In some ways, it is surprising that states have been able to pass TRAP laws. Although the Court has long recognized that the state has a legitimate interest in ensuring that abortions - like all other medical procedures - are safe, in Casey, the Court specifically stated that “[u]necessary health regulations that have the purpose or effect of presenting a substantial obstacle to a woman seeking an abortion impose an undue burden on the right.” The question in Whole Woman’s Health was whether courts must turn a blind eye to the medical benefits (or lack there of) of abortion regulations when states claim they are health regulations. Justice Breyer resoundingly rejected that argument emphasizing that “uncritical deference” to legislative factual finding is inappropriate when reviewing restrictions on abortion, which is a “constitutionally protected liberty.” He also clarified that consideration of the benefits of a statute is a crucial part of the undue burden standard. Indeed, “the rule announced in Casey . . . requires that courts consider the burdens a law imposes on abortion access together with the benefits those laws confer.” Applying that standard to the two Texas provisions, Justice Breyer found thatneither of these provisions offers medical benefits sufficient to justify the burdens upon access that each imposes. Each places a substantial obstacle in the path of women seeking a previability abortion, each constitutes an undue burden on abortion access, and each violates the federal Constitution.

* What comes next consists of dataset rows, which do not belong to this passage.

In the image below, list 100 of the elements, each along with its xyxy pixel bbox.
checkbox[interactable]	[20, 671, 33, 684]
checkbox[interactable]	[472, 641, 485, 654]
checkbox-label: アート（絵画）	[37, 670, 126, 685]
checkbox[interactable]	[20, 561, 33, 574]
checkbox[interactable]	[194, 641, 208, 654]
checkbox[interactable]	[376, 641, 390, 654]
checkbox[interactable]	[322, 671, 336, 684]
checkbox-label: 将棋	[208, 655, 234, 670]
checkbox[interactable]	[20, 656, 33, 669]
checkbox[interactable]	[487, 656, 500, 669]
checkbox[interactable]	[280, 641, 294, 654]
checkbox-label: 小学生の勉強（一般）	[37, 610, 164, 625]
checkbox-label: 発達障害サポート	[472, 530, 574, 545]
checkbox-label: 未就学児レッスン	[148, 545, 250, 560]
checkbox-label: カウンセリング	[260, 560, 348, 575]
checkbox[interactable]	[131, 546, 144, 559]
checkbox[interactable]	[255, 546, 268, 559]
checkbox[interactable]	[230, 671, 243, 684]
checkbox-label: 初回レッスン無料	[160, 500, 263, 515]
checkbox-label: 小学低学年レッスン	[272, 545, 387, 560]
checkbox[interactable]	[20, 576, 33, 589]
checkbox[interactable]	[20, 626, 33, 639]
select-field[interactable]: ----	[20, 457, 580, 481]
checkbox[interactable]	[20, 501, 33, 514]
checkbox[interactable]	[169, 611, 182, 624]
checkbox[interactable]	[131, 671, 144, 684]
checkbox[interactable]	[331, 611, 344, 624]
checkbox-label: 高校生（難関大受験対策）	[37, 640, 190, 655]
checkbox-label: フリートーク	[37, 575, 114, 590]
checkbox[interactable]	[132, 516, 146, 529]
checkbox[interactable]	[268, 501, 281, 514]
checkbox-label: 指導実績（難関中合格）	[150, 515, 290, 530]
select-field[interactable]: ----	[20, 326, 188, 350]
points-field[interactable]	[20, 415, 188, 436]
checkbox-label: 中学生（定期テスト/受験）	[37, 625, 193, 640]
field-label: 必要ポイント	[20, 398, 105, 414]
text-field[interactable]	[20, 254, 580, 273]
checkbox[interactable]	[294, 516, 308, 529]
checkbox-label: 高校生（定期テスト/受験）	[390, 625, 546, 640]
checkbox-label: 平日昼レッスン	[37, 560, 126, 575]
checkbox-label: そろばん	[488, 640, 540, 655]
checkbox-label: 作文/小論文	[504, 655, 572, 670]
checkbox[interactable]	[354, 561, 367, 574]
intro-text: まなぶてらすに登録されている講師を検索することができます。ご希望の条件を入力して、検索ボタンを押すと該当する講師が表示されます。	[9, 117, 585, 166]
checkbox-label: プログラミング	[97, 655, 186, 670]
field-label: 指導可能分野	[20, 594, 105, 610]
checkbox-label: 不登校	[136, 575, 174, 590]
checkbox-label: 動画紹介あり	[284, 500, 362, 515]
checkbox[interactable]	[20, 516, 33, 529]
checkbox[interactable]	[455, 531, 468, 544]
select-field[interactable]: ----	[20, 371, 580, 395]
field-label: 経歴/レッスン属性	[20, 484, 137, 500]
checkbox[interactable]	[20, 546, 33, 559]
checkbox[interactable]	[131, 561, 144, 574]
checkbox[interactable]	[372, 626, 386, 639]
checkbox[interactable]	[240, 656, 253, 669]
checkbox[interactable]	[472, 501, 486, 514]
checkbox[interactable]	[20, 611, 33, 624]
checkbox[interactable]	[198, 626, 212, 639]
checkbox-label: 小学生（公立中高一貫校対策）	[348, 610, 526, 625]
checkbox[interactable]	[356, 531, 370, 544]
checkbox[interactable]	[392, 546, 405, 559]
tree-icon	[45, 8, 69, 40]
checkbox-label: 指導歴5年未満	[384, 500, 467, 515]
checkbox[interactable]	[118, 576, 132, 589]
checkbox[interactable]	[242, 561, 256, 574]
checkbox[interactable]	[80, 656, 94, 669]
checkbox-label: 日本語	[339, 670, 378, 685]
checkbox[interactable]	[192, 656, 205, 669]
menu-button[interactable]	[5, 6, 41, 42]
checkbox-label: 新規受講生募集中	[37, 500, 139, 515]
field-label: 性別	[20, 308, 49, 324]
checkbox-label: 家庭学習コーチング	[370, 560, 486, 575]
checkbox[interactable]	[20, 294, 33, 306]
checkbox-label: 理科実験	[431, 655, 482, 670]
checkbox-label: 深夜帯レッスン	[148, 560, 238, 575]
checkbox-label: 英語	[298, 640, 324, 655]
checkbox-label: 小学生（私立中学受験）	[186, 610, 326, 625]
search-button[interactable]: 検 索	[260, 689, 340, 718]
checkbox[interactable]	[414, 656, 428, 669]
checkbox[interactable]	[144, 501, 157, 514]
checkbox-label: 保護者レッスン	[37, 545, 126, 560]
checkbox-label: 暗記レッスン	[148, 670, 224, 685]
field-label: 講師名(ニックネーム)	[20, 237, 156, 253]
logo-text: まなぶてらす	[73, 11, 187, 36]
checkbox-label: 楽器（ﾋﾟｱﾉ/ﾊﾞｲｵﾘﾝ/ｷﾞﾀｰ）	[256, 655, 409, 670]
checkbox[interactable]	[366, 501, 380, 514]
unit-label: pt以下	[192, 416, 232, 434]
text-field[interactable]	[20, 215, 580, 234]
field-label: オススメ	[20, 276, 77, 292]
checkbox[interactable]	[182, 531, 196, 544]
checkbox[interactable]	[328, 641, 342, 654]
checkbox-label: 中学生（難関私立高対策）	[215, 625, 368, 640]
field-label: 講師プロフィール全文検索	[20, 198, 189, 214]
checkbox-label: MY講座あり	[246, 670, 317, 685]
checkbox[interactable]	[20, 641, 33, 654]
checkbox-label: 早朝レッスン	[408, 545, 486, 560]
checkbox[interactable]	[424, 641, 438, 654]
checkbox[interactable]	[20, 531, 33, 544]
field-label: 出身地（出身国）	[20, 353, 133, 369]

In a concurring opinion, Justice Ginsburg made clear her view that TRAP laws are unconstitutional, stating that “Targeted Regulation of Abortion Providers laws like H.B.2 that ‘do little or nothing for health, but rather strew impediments to abortion’ . . . cannot survive judicial inspection.” Although Justice Breyer did not go as far as Justice Ginsburg, the undue burden standard articulated in his decision will make it extremely difficult for TRAP laws to withstand constitutional scrutiny. And because the opinion engaged in a detailed analysis of the impact of the Texas provisions and concluded that the admitting privileges and ASC requirements do not benefit patients and fail to advance a legitimate state interest in protecting women’s health, it will make it particularly difficult, if not impossible, for states to defend current ASC and admitting privilege requirements or pass new ones.